In addition to the manual specification of the parameters discussed above, the dynamic training definition allows for the use of several hyperparameter presets. They can be specified using the from_preset argument in Training() like so:

define training dynamically using preset
training = Training("<training_name>", model="<model_name>", dataset="<dataset_name>", from_preset="adaptive")

In the following, we list the different presets together with the Hyperparameters that they entail:

  • from_preset = adaptive

    Adaptive fine-tuning (introduced in this paper) is a method that automatically trains for a near-optimal number of epochs. It is used by default in nerblackbox.

    adaptive fine-tuning preset
    [hparams]
    max_epochs = 250
    early_stopping = True
    monitor = val_loss
    min_delta = 0.0
    patience = 0
    mode = min
    lr_warmup_epochs = 2
    lr_schedule = constant
    lr_cooldown_epochs = 7
    
  • from_preset = original

    Original fine-tuning uses the hyperparameters from the original BERT paper. The hyperparameters are suitable for large datasets.

    original fine-tuning preset
    [hparams]
    max_epochs = 5
    early_stopping = False
    lr_warmup_epochs = 2
    lr_schedule = linear
    
  • from_preset = stable

    Stable fine-tuning is a method based on this paper. It is suitable for both small and large datasets.

    stable fine-tuning preset
    [hparams]
    max_epochs = 20
    early_stopping = False
    lr_warmup_epochs = 2
    lr_schedule = linear
    

A hyperparameter grid search can easily be conducted as part of a training (currently only using the static definition). The hyperparameters one wants to vary are to be specified in special sections [runA], [runB] etc. in the training configuration file.

Example: Hyperparameter Search

# my_training.ini
# ..

[runA]
batch_size = 16
max_seq_length = 128
lr_max = 2e-5
lr_schedule = constant

[runB]
batch_size = 32
max_seq_length = 64
lr_max = 3e-5
lr_schedule = cosine
This creates 2 hyperparameter runs (runA & runB). Each hyperparameter run is executed multiple_runs times (see Parameters).


Multiple Seeds

The results of a training run depend on the employed random seed, see e.g. this paper for a discussion. One may conduct multiple runs with different seeds that are otherwise identical, in order to

  • get control over the uncertainties (see Detailed Results)

  • get an improved model performance

Multiple runs can easily be specified in the training configuration.

Example: Settings / Multiple Runs
# my_training.ini
# ..

[settings]
multiple_runs = 3
seed = 42

This creates 3 runs with seeds 43, 44 and 45.


Detailed Results

In addition to the Main Results, one may have a look at much more detailed results of a training run using mlflow or tensorboard.

Detailed Results
Store.mlflow("start")       # + enter http://127.0.0.1:5000 in your browser
Store.tensorboard("start")  # + enter http://127.0.0.1:6006 in your browser
nerblackbox mlflow         # + enter http://127.0.0.1:5000 in your browser
nerblackbox tensorboard    # + enter http://127.0.0.1:6006 in your browser

Python: The underlying processes can be stopped using Store.mlflow("stop") and Store.tensorboard("stop").

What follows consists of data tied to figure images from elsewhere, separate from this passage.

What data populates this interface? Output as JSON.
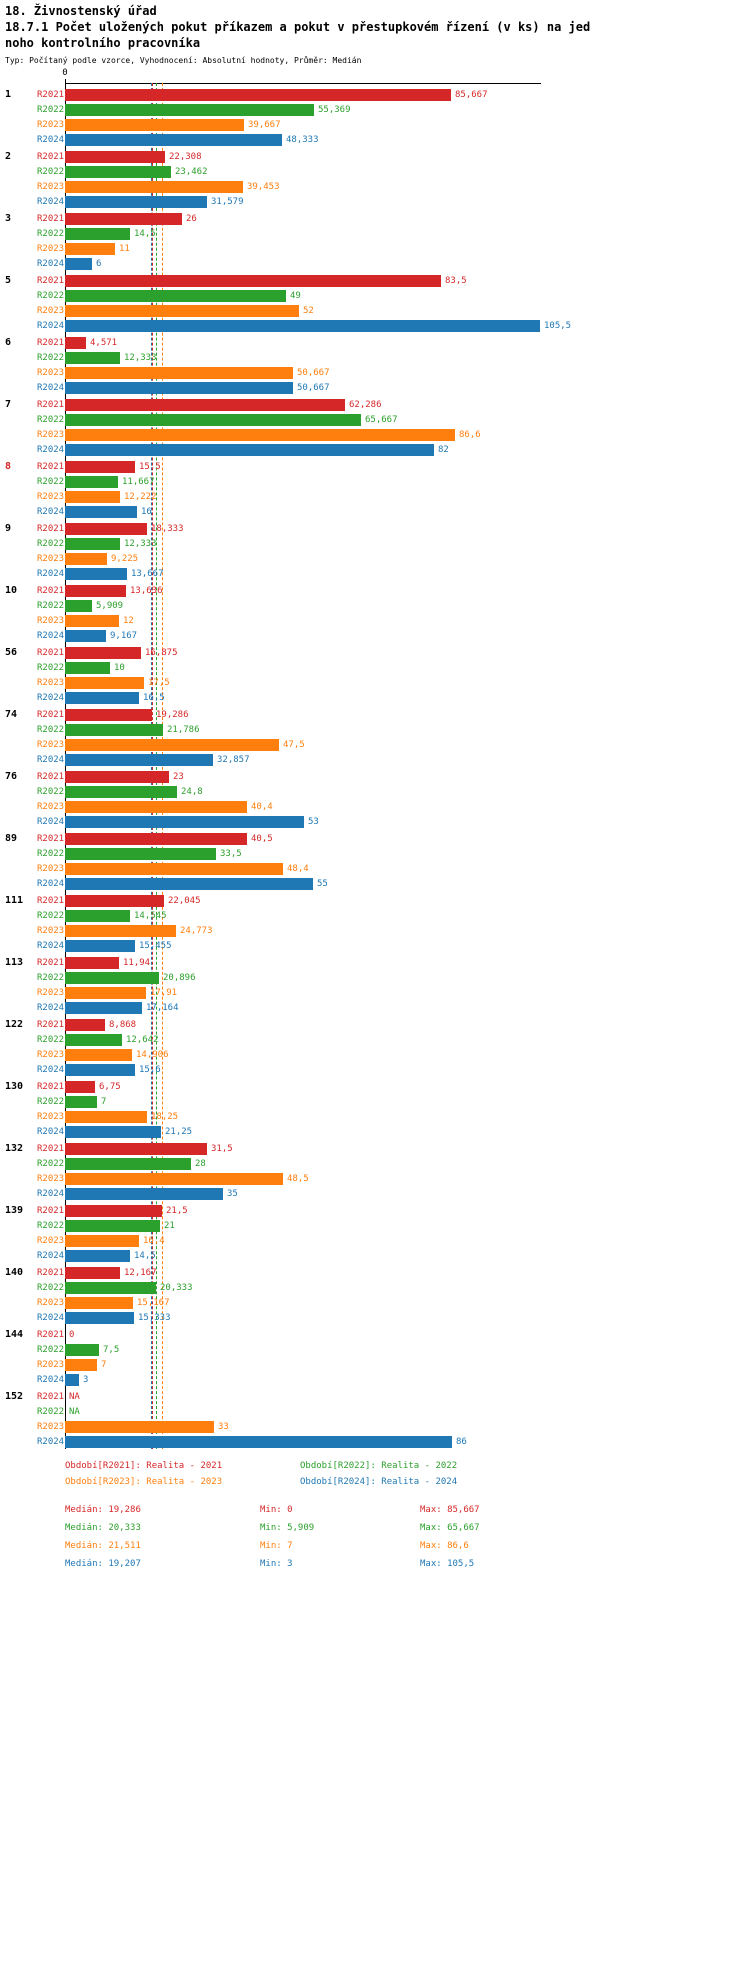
{
  "header": {
    "title": "18. Živnostenský úřad",
    "subtitle_line1": "18.7.1 Počet uložených pokut příkazem a pokut v přestupkovém řízení (v ks) na jed",
    "subtitle_line2": "noho kontrolního pracovníka",
    "meta": "Typ: Počítaný podle vzorce, Vyhodnocení: Absolutní hodnoty, Průměr: Medián"
  },
  "chart_data": {
    "type": "bar",
    "orientation": "horizontal",
    "value_axis": {
      "zero_label": "0",
      "min": 0,
      "max": 105.5
    },
    "series": [
      "R2021",
      "R2022",
      "R2023",
      "R2024"
    ],
    "series_colors": {
      "R2021": "#d62728",
      "R2022": "#2ca02c",
      "R2023": "#ff7f0e",
      "R2024": "#1f77b4"
    },
    "highlight_color": "#d62728",
    "medians": {
      "R2021": 19.286,
      "R2022": 20.333,
      "R2023": 21.511,
      "R2024": 19.207
    },
    "groups": [
      {
        "label": "1",
        "highlight": false,
        "values": [
          "85,667",
          "55,369",
          "39,667",
          "48,333"
        ]
      },
      {
        "label": "2",
        "highlight": false,
        "values": [
          "22,308",
          "23,462",
          "39,453",
          "31,579"
        ]
      },
      {
        "label": "3",
        "highlight": false,
        "values": [
          "26",
          "14,5",
          "11",
          "6"
        ]
      },
      {
        "label": "5",
        "highlight": false,
        "values": [
          "83,5",
          "49",
          "52",
          "105,5"
        ]
      },
      {
        "label": "6",
        "highlight": false,
        "values": [
          "4,571",
          "12,333",
          "50,667",
          "50,667"
        ]
      },
      {
        "label": "7",
        "highlight": false,
        "values": [
          "62,286",
          "65,667",
          "86,6",
          "82"
        ]
      },
      {
        "label": "8",
        "highlight": true,
        "values": [
          "15,5",
          "11,667",
          "12,222",
          "16"
        ]
      },
      {
        "label": "9",
        "highlight": false,
        "values": [
          "18,333",
          "12,333",
          "9,225",
          "13,667"
        ]
      },
      {
        "label": "10",
        "highlight": false,
        "values": [
          "13,636",
          "5,909",
          "12",
          "9,167"
        ]
      },
      {
        "label": "56",
        "highlight": false,
        "values": [
          "16,875",
          "10",
          "17,5",
          "16,5"
        ]
      },
      {
        "label": "74",
        "highlight": false,
        "values": [
          "19,286",
          "21,786",
          "47,5",
          "32,857"
        ]
      },
      {
        "label": "76",
        "highlight": false,
        "values": [
          "23",
          "24,8",
          "40,4",
          "53"
        ]
      },
      {
        "label": "89",
        "highlight": false,
        "values": [
          "40,5",
          "33,5",
          "48,4",
          "55"
        ]
      },
      {
        "label": "111",
        "highlight": false,
        "values": [
          "22,045",
          "14,545",
          "24,773",
          "15,455"
        ]
      },
      {
        "label": "113",
        "highlight": false,
        "values": [
          "11,94",
          "20,896",
          "17,91",
          "17,164"
        ]
      },
      {
        "label": "122",
        "highlight": false,
        "values": [
          "8,868",
          "12,642",
          "14,906",
          "15,6"
        ]
      },
      {
        "label": "130",
        "highlight": false,
        "values": [
          "6,75",
          "7",
          "18,25",
          "21,25"
        ]
      },
      {
        "label": "132",
        "highlight": false,
        "values": [
          "31,5",
          "28",
          "48,5",
          "35"
        ]
      },
      {
        "label": "139",
        "highlight": false,
        "values": [
          "21,5",
          "21",
          "16,4",
          "14,5"
        ]
      },
      {
        "label": "140",
        "highlight": false,
        "values": [
          "12,167",
          "20,333",
          "15,167",
          "15,333"
        ]
      },
      {
        "label": "144",
        "highlight": false,
        "values": [
          "0",
          "7,5",
          "7",
          "3"
        ]
      },
      {
        "label": "152",
        "highlight": false,
        "values": [
          "NA",
          "NA",
          "33",
          "86"
        ]
      }
    ]
  },
  "legend": [
    {
      "label": "Období[R2021]: Realita - 2021",
      "series": "R2021"
    },
    {
      "label": "Období[R2022]: Realita - 2022",
      "series": "R2022"
    },
    {
      "label": "Období[R2023]: Realita - 2023",
      "series": "R2023"
    },
    {
      "label": "Období[R2024]: Realita - 2024",
      "series": "R2024"
    }
  ],
  "stats": [
    {
      "series": "R2021",
      "median": "Medián: 19,286",
      "min": "Min: 0",
      "max": "Max: 85,667"
    },
    {
      "series": "R2022",
      "median": "Medián: 20,333",
      "min": "Min: 5,909",
      "max": "Max: 65,667"
    },
    {
      "series": "R2023",
      "median": "Medián: 21,511",
      "min": "Min: 7",
      "max": "Max: 86,6"
    },
    {
      "series": "R2024",
      "median": "Medián: 19,207",
      "min": "Min: 3",
      "max": "Max: 105,5"
    }
  ]
}
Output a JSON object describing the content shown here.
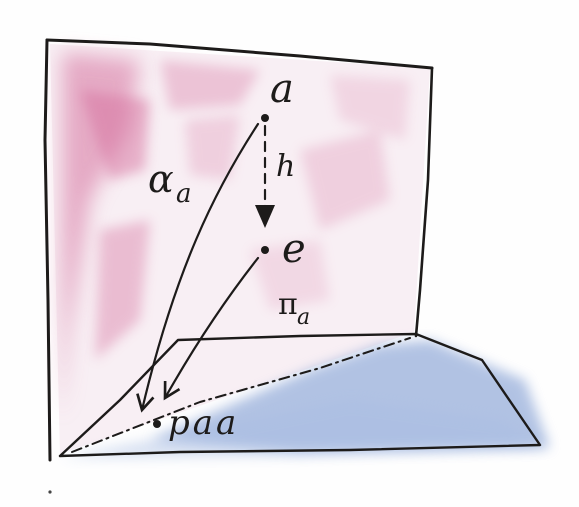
{
  "labels": {
    "point_a": "a",
    "point_e": "e",
    "point_paa": "paa",
    "arrow_h": "h",
    "arrow_alpha": "α",
    "arrow_alpha_sub": "a",
    "arrow_pi": "π",
    "arrow_pi_sub": "a"
  },
  "colors": {
    "ink": "#1d1b1a",
    "vertical_plane_wash": "#d6729f",
    "horizontal_plane_wash": "#7f9bd2",
    "paper": "#fefefe"
  }
}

  • mlflow displays precision, recall and f1 score for every single class, as well the respective micro- and macro-averages over all classes, both on the token and entity level.

    The following excerpt shows

    • the micro- and macro-averages of the recall on the entity level

    • precision, recall and f1 score for the LOC(ation) class on the token level

    mlflow screenshot detailed results

    In addition, one has access to the log file and the confusion matrices (token and entity level) of the model predictions on the test set. A small excerpt is shown below:

    mlflow screenshot confusion matrix

  • tensorboard shows the learning curves of important metrics like the loss and the f1 score.

    A small excerpt is shown below:

    tensorboard screenshot example